Die üblichste Art und Weise, unsere Kolonisten unterzubringen, ist bis jetzt noch die, daß kleine Trüppchen von 12 bis 25 Kindern unter Führung eines Lehrers oder einer Lehrerin sich in einem geeignet gelegenen Landort bei einem guten Wirthe einquartieren, welcher die Verpflegung gegen einen mäßigen Satz übernimmt. So natürlich dieses Verfahren ist und so gute Erfolge man damit erzielt hat, es haften ihm doch auch Uebelstände an. Insbesondere ist es, auch bei weitem Entgegenkommen der Quartierwirthe, immer noch verhältnißmäßig theuer. Ferner entsprechen die Räumlichkeiten, welche der Besitzer eines ländlichen Gasthofs für einen solchen Zweck zur Verfügung stellen kann, vollends bei der starken Belegung, nicht immer den gesundheitlichen Anforderungen, die man an sie stellen muß, soll der Zweck des Landaufenthalts an den kränkelnden Pflänzchen des Stadtbodens erreicht werden. Endlich ist auch die Ueberwachung vielfach erschwert, da die Kinder zur Nacht doch meist in verschiedene Zimmer vertheilt werden müssen. Und was erst mit den müßigen Seelen anfangen, wenn ein heimtückischer Landregen sie unter das Dach bannt! – So kam man denn im Laufe der Zeit auf den Gedanken, eigene Häuser zu bauen oder zu erwerben und sie zur Aufnahme der Sommerpfleglinge einzurichten. Die guten Erfahrungen, die man damit gemacht hat, werden mehr und mehr zur Nachahmung reizen; und wenn wir im folgenden zwei Anwesen dieser Art dem Leser näher vor Augen führen, so möchten auch wir zu weiterem Fortschreiten auf dieser Bahn anregen.

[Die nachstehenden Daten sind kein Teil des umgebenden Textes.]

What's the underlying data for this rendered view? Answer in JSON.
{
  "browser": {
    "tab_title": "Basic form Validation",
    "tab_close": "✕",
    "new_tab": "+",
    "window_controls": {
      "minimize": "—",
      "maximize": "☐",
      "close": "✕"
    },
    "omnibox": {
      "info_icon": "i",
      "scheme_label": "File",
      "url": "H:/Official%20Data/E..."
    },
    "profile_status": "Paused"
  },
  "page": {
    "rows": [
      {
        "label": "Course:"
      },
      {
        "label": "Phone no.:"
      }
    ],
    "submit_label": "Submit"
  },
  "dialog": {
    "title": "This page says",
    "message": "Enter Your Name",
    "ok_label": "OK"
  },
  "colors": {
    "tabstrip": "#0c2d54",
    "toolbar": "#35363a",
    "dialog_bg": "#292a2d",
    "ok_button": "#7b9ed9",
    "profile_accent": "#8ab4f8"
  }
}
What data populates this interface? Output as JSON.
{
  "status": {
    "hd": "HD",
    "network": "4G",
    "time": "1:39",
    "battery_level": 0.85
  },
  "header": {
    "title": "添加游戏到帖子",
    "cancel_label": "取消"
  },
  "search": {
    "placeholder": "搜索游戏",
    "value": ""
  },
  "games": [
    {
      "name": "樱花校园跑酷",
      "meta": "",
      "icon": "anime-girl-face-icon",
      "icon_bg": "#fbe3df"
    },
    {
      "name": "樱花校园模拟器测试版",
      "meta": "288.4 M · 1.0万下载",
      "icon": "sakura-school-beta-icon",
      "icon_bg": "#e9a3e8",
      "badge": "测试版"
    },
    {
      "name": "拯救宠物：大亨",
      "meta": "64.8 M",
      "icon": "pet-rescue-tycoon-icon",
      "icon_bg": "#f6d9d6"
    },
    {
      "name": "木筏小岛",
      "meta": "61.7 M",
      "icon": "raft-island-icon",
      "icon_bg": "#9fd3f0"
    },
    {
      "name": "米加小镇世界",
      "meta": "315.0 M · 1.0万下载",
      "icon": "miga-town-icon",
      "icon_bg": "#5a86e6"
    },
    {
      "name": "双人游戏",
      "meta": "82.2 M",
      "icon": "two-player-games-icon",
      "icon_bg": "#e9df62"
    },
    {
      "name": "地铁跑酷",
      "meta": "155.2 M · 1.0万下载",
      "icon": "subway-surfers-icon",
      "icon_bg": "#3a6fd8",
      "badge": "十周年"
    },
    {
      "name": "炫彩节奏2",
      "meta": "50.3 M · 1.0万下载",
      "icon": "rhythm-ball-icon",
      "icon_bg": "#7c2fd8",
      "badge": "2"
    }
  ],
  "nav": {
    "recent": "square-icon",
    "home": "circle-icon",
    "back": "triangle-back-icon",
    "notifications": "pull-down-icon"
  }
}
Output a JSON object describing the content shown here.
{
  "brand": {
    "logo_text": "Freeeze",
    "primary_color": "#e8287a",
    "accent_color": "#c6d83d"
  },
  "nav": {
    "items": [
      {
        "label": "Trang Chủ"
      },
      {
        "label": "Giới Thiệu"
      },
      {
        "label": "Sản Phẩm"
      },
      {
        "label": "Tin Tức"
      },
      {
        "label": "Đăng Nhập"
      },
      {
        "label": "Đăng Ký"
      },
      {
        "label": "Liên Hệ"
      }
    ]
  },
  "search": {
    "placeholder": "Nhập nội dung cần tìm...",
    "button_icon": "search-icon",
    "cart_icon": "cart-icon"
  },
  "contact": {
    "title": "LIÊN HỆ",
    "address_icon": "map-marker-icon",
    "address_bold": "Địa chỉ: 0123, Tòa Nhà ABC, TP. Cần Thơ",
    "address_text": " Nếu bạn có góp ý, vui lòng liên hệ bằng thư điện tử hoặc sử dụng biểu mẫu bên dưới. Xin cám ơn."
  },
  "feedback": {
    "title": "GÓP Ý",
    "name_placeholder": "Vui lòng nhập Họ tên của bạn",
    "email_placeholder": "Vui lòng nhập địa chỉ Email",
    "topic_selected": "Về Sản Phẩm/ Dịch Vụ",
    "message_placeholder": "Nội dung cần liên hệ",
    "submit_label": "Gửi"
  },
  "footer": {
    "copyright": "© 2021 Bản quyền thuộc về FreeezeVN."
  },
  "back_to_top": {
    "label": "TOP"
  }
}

Auch im Schoße des Vereins für Ferienkolonien zu Leipzig war der Wunsch nach der Erwerbung eines eigenen Besitzthums längere Zeit lebendig gewesen, ohne daß sich Mittel und Wege zur Ausführung gezeigt hätten. Da kam plötzlich Hilfe. Im Jahre 1888 starb der Geheime [365] Medizinalrath Professor Dr. Wagner, und aus seinem Nachlaß floß den Ferienkolonien das hochsinnnige Vermächtniß von 30 000 Mark zu. Noch in demselben Jahre erwarb der Verein zu Grünhaide im Sächsischen Vogtland, nur zwanzig Minuten von dem Luftkurort Reiboldsgrün entfernt, ein stattliches zweistöcklges Wohnhaus mit zugehörigen Wirthschaftsgebäuden, Wiesen und Feldern und ließ es alsbald für seinen Zweck herrichten, so daß in ihm noch im Jahre 1888 fünfzig Kinder Aufnahme und Verpflegung finden konnten. Und als die günstigen Erwartungen, welche man daran geknüpft hatte, sich bestätigten, da schritt man im Jahre 1890 zur Erweiterung der Anstalt, indem man gegenüber dem alten Hause, nur durch die Landstraße von ihm getrennt, im Barackenstil ein neues Gebäude errichtete, das dem edlen Spender jenes ersten Heims zu Ehren den Namen „Ernst Wagner-Haus“ erhielt. Nunmehr können hundert Kinder gleichzeitig in Grünhaide versorgt werden, und unser Gewährsmann versichert uns, daß die eigene Wirthschaftsführung es ermögliche, für denselben Preis, der sonst in Gasthöfen bezahlt würde, beinahe die doppelte Anzahl von Kindern in mindestens ehenso guter und reichlicher Weise zu verköstigen.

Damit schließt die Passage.